The annex to the Energy Conservation Act lists 15 energy intensive industries, of which 9 have been identified as DCs (Kumar, 2009).


The criteria for an industry to be categorized as a DC are (Kumar, 2009):

  • Thermal power stations: 30,000 metric tonnes of oil equivalent (MTOE) per year and above.

  • Fertilizer: 30,000 metric tonnes of oil equivalent (MTOE) per year and above.

  • Cement: 30,000 metric tonnes of oil equivalent (MTOE) per year and above.

  • Iron & Steel: 30,000 metric tonnes of oil equivalent (MTOE) per year and above.

  • Chlor-Alkali: 12,000 metric tonnes of oil equivalent (MTOE) per year and above.

  • Aluminium: 7,500 metric tonnes of oil equivalent (MTOE) per year and above.

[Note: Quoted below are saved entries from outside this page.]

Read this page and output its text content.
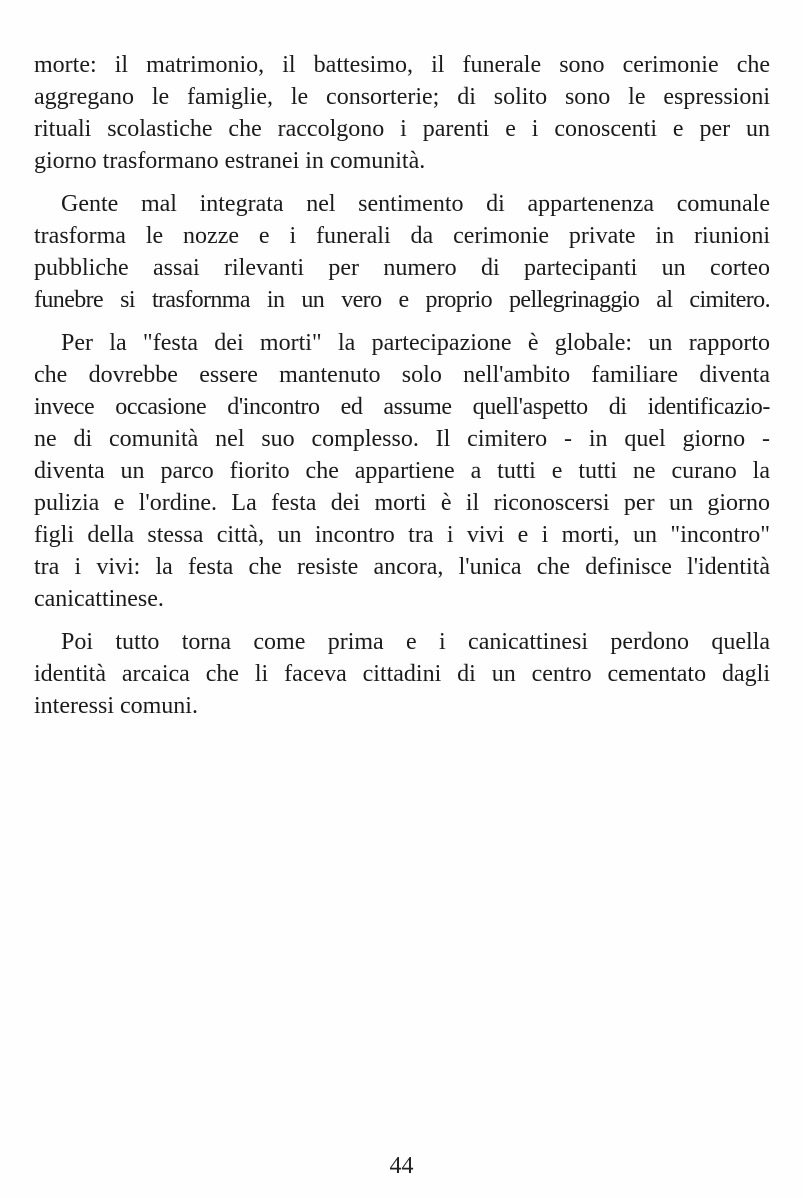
morte: il matrimonio, il battesimo, il funerale sono cerimonie che
aggregano le famiglie, le consorterie; di solito sono le espressioni
rituali scolastiche che raccolgono i parenti e i conoscenti e per un
giorno trasformano estranei in comunità.
Gente mal integrata nel sentimento di appartenenza comunale
trasforma le nozze e i funerali da cerimonie private in riunioni
pubbliche assai rilevanti per numero di partecipanti un corteo
funebre si trasfornma in un vero e proprio pellegrinaggio al cimitero.
Per la "festa dei morti" la partecipazione è globale: un rapporto
che dovrebbe essere mantenuto solo nell'ambito familiare diventa
invece occasione d'incontro ed assume quell'aspetto di identificazio-
ne di comunità nel suo complesso. Il cimitero - in quel giorno -
diventa un parco fiorito che appartiene a tutti e tutti ne curano la
pulizia e l'ordine. La festa dei morti è il riconoscersi per un giorno
figli della stessa città, un incontro tra i vivi e i morti, un "incontro"
tra i vivi: la festa che resiste ancora, l'unica che definisce l'identità
canicattinese.
Poi tutto torna come prima e i canicattinesi perdono quella
identità arcaica che li faceva cittadini di un centro cementato dagli
interessi comuni.
44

  • Railways: One traction substation in each Zonal Railway, production units and workshops of Indian Railways with a total annual energy consumption of 30,000 MTOE or more under the Ministry of Railways.

  • Textiles: 3,000 metric tonnes of oil equivalent (MTOE) per year and above.

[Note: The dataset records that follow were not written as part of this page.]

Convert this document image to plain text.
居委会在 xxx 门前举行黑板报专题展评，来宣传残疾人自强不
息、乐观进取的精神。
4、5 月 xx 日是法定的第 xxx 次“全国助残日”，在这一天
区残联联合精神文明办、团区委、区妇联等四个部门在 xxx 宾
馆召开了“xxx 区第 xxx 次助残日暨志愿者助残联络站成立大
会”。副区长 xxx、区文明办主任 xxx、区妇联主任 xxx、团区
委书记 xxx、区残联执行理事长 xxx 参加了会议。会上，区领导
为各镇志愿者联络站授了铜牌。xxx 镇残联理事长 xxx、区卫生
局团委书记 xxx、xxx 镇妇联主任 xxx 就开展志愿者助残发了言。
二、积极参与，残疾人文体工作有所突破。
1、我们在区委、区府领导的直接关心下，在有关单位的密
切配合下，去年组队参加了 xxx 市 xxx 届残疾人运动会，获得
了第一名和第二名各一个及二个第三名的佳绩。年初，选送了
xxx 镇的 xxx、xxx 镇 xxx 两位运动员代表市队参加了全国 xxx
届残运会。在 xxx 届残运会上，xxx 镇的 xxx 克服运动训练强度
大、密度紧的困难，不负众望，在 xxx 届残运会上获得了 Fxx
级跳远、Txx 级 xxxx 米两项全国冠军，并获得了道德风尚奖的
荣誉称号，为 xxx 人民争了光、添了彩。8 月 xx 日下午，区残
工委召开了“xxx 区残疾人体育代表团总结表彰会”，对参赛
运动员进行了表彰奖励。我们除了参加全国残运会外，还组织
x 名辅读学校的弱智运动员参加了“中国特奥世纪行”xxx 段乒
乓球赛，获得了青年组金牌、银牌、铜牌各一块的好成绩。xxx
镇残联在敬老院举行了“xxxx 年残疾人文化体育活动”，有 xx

  • Pulp & paper: 30,000 metric tonnes of oil equivalent (MTOE) per year and above.

The DCs are required to (Kumar, 2009):

  • Appoint or designate energy managers.

  • Ensure that energy audits are conducted by accredited energy auditors.

  • Implement techno-economic viable recommendations.

  • Comply with norms of specific energy consumption.

  • Submit report on steps taken.

Challenges
No identified challenges.
Outcomes

The following outcomes have been identified by Kumar (2009):

  • “To strengthen the energy management and energy auditing capabilities in the country, 7 National Certification examinations for Energy Managers and Energy Auditors have been successfully conducted in 2004, 2005, 2006, 2007 & May and Nov 2008 respectively in 28 centers all over the country.

  • Accredited Energy Auditors have carried out about 3000 energy audits on voluntary basis in the last 3 financial years (2003-06).

  • Energy saving to the tune of 2041Million kWh, 750960 Tons of Coal, beside savings in oil and gas, equivalent to Rs.6488 Million have been recommended by 21 such agencies during the past 3 years.

  • Preparation of manuals and codes on 7 equipment technologies (Lighting Systems; Dryers; Cogeneration Plants; Electric Motors; Electric Transformers; Fluid piping systems, insulation and Air Conditioners/Chillers (HVAC)) as to help standardizing the process of energy audit to support energy manager and energy auditors.”

References

Dey, D., 2007. Energy Efficiency Initiatives: Indian Experience. Kolkata: ICFAI Business School. Available at: www.helio-international.org/Dey%20Paper.pdf.


Kumar, Ashok (2009). Energy Conservation Act & BEE - An Overview. Bureau of Energy Efficiency. Available at: www.emt-india.net/Presentations2009/3L_2009Aug8_Textile/01-AshokKumar_BEE-ECAct.pdf.


EnergyManagerTraining, 2011. FAQ. Available at: www.energymanagertraining.com/new_faq.php#5.